Neben den rötlichen, grünlichen und bläulichen Gasfilamenten sind in dieser Aufnahme auch diverse Sterne erkennbar. Entgegen der ersten Erwartung handelt es sich bei dem hellen Stern im Zentrum des Fotos allerdings nicht um den zentrale Stern des Medusa-Nebels, sondern vielmehr um einen im Vordergrund befindlichen Stern namens TYC 776-1339-1. Der für das Leuchten des Nebels verantwortliche Stern ist ein leuchtschwächerer, ebenfalls bläulicher Stern, welcher sich außerhalb der Mitte des sichelförmigen Schattens im rechten Teil der Aufnahme befindet.

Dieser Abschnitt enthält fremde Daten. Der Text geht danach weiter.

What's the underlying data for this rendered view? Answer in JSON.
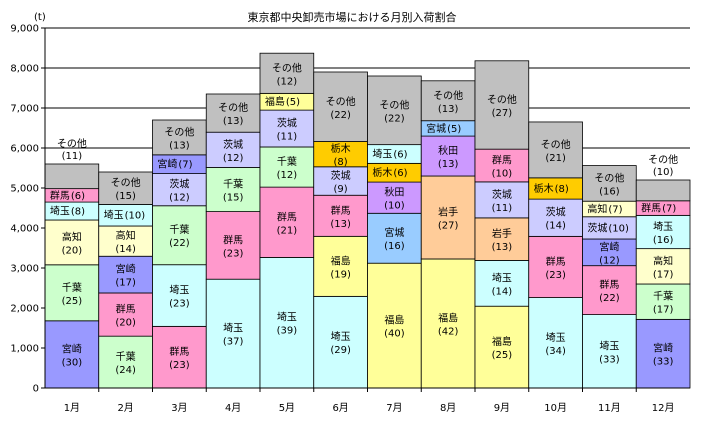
{
  "chart_data": {
    "type": "bar",
    "stacked": true,
    "title": "東京都中央卸売市場における月別入荷割合",
    "ylabel": "(t)",
    "xlabel": "",
    "ylim": [
      0,
      9000
    ],
    "yticks": [
      0,
      1000,
      2000,
      3000,
      4000,
      5000,
      6000,
      7000,
      8000,
      9000
    ],
    "ytick_labels": [
      "0",
      "1,000",
      "2,000",
      "3,000",
      "4,000",
      "5,000",
      "6,000",
      "7,000",
      "8,000",
      "9,000"
    ],
    "grid": "horizontal",
    "legend": "none",
    "categories": [
      "1月",
      "2月",
      "3月",
      "4月",
      "5月",
      "6月",
      "7月",
      "8月",
      "9月",
      "10月",
      "11月",
      "12月"
    ],
    "colors": {
      "宮崎": "#9999ff",
      "千葉": "#ccffcc",
      "高知": "#ffffcc",
      "埼玉": "#ccffff",
      "群馬": "#ff99cc",
      "福島": "#ffff99",
      "茨城": "#ccccff",
      "栃木": "#ffcc00",
      "秋田": "#cc99ff",
      "宮城": "#99ccff",
      "岩手": "#ffcc99",
      "その他": "#c0c0c0"
    },
    "bars": [
      {
        "month": "1月",
        "total": 5600,
        "segments": [
          {
            "name": "宮崎",
            "pct": "(30)",
            "value": 1680
          },
          {
            "name": "千葉",
            "pct": "(25)",
            "value": 1400
          },
          {
            "name": "高知",
            "pct": "(20)",
            "value": 1120
          },
          {
            "name": "埼玉",
            "pct": "(8)",
            "value": 448
          },
          {
            "name": "群馬",
            "pct": "(6)",
            "value": 336
          },
          {
            "name": "その他",
            "pct": "(11)",
            "value": 616,
            "outside": true
          }
        ]
      },
      {
        "month": "2月",
        "total": 5400,
        "segments": [
          {
            "name": "千葉",
            "pct": "(24)",
            "value": 1296
          },
          {
            "name": "群馬",
            "pct": "(20)",
            "value": 1080
          },
          {
            "name": "宮崎",
            "pct": "(17)",
            "value": 918
          },
          {
            "name": "高知",
            "pct": "(14)",
            "value": 756
          },
          {
            "name": "埼玉",
            "pct": "(10)",
            "value": 540
          },
          {
            "name": "その他",
            "pct": "(15)",
            "value": 810
          }
        ]
      },
      {
        "month": "3月",
        "total": 6700,
        "segments": [
          {
            "name": "群馬",
            "pct": "(23)",
            "value": 1541
          },
          {
            "name": "埼玉",
            "pct": "(23)",
            "value": 1541
          },
          {
            "name": "千葉",
            "pct": "(22)",
            "value": 1474
          },
          {
            "name": "茨城",
            "pct": "(12)",
            "value": 804
          },
          {
            "name": "宮崎",
            "pct": "(7)",
            "value": 469
          },
          {
            "name": "その他",
            "pct": "(13)",
            "value": 871
          }
        ]
      },
      {
        "month": "4月",
        "total": 7350,
        "segments": [
          {
            "name": "埼玉",
            "pct": "(37)",
            "value": 2720
          },
          {
            "name": "群馬",
            "pct": "(23)",
            "value": 1690
          },
          {
            "name": "千葉",
            "pct": "(15)",
            "value": 1103
          },
          {
            "name": "茨城",
            "pct": "(12)",
            "value": 882
          },
          {
            "name": "その他",
            "pct": "(13)",
            "value": 955
          }
        ]
      },
      {
        "month": "5月",
        "total": 8370,
        "segments": [
          {
            "name": "埼玉",
            "pct": "(39)",
            "value": 3264
          },
          {
            "name": "群馬",
            "pct": "(21)",
            "value": 1758
          },
          {
            "name": "千葉",
            "pct": "(12)",
            "value": 1004
          },
          {
            "name": "茨城",
            "pct": "(11)",
            "value": 921
          },
          {
            "name": "福島",
            "pct": "(5)",
            "value": 419
          },
          {
            "name": "その他",
            "pct": "(12)",
            "value": 1004
          }
        ]
      },
      {
        "month": "6月",
        "total": 7900,
        "segments": [
          {
            "name": "埼玉",
            "pct": "(29)",
            "value": 2291
          },
          {
            "name": "福島",
            "pct": "(19)",
            "value": 1501
          },
          {
            "name": "群馬",
            "pct": "(13)",
            "value": 1027
          },
          {
            "name": "茨城",
            "pct": "(9)",
            "value": 711
          },
          {
            "name": "栃木",
            "pct": "(8)",
            "value": 632
          },
          {
            "name": "その他",
            "pct": "(22)",
            "value": 1738
          }
        ]
      },
      {
        "month": "7月",
        "total": 7800,
        "segments": [
          {
            "name": "福島",
            "pct": "(40)",
            "value": 3120
          },
          {
            "name": "宮城",
            "pct": "(16)",
            "value": 1248
          },
          {
            "name": "秋田",
            "pct": "(10)",
            "value": 780
          },
          {
            "name": "栃木",
            "pct": "(6)",
            "value": 468
          },
          {
            "name": "埼玉",
            "pct": "(6)",
            "value": 468
          },
          {
            "name": "その他",
            "pct": "(22)",
            "value": 1716
          }
        ]
      },
      {
        "month": "8月",
        "total": 7680,
        "segments": [
          {
            "name": "福島",
            "pct": "(42)",
            "value": 3226
          },
          {
            "name": "岩手",
            "pct": "(27)",
            "value": 2074
          },
          {
            "name": "秋田",
            "pct": "(13)",
            "value": 998
          },
          {
            "name": "宮城",
            "pct": "(5)",
            "value": 384
          },
          {
            "name": "その他",
            "pct": "(13)",
            "value": 998
          }
        ]
      },
      {
        "month": "9月",
        "total": 8180,
        "segments": [
          {
            "name": "福島",
            "pct": "(25)",
            "value": 2045
          },
          {
            "name": "埼玉",
            "pct": "(14)",
            "value": 1145
          },
          {
            "name": "岩手",
            "pct": "(13)",
            "value": 1063
          },
          {
            "name": "茨城",
            "pct": "(11)",
            "value": 900
          },
          {
            "name": "群馬",
            "pct": "(10)",
            "value": 818
          },
          {
            "name": "その他",
            "pct": "(27)",
            "value": 2209
          }
        ]
      },
      {
        "month": "10月",
        "total": 6650,
        "segments": [
          {
            "name": "埼玉",
            "pct": "(34)",
            "value": 2261
          },
          {
            "name": "群馬",
            "pct": "(23)",
            "value": 1530
          },
          {
            "name": "茨城",
            "pct": "(14)",
            "value": 931
          },
          {
            "name": "栃木",
            "pct": "(8)",
            "value": 532
          },
          {
            "name": "その他",
            "pct": "(21)",
            "value": 1397
          }
        ]
      },
      {
        "month": "11月",
        "total": 5560,
        "segments": [
          {
            "name": "埼玉",
            "pct": "(33)",
            "value": 1835
          },
          {
            "name": "群馬",
            "pct": "(22)",
            "value": 1223
          },
          {
            "name": "宮崎",
            "pct": "(12)",
            "value": 667
          },
          {
            "name": "茨城",
            "pct": "(10)",
            "value": 556
          },
          {
            "name": "高知",
            "pct": "(7)",
            "value": 389
          },
          {
            "name": "その他",
            "pct": "(16)",
            "value": 890
          }
        ]
      },
      {
        "month": "12月",
        "total": 5200,
        "segments": [
          {
            "name": "宮崎",
            "pct": "(33)",
            "value": 1716
          },
          {
            "name": "千葉",
            "pct": "(17)",
            "value": 884
          },
          {
            "name": "高知",
            "pct": "(17)",
            "value": 884
          },
          {
            "name": "埼玉",
            "pct": "(16)",
            "value": 832
          },
          {
            "name": "群馬",
            "pct": "(7)",
            "value": 364
          },
          {
            "name": "その他",
            "pct": "(10)",
            "value": 520,
            "outside": true
          }
        ]
      }
    ]
  }
}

Das „Cosmic Gems“-Programm der ESO
Diese hier gezeigte und bereits am 20. Mai 2015 von der ESO veröffentlichte Aufnahme des Medusa-Nebels wurde im Rahmen des „Cosmic Gems“-Programms (übersetzt „kosmische Edelsteine“) der ESO erstellt. Dieses Programm nutzt hauptsächlich Beobachtungszeiten, während derer die Beobachtungsbedingungen nicht den strengen Ansprüchen einer wissenschaftlichen Arbeit genügen, um Aufnahmen von interessanten und zugleich faszinierenden Himmelsobjekten anzufertigen, welche anschließend in erster Linie für die Bildungs- und Öffentlichkeitsarbeit genutzt werden. Die Bilddaten sind anschließend im wissenschaftlichen Archiv der ESO frei zugänglich und werden auch von professionellen Astronomen für ihre Arbeiten genutzt. Höher aufgelöste Versionen des Medusa-Nebels finden Sie auf dieser Internetseite der ESO.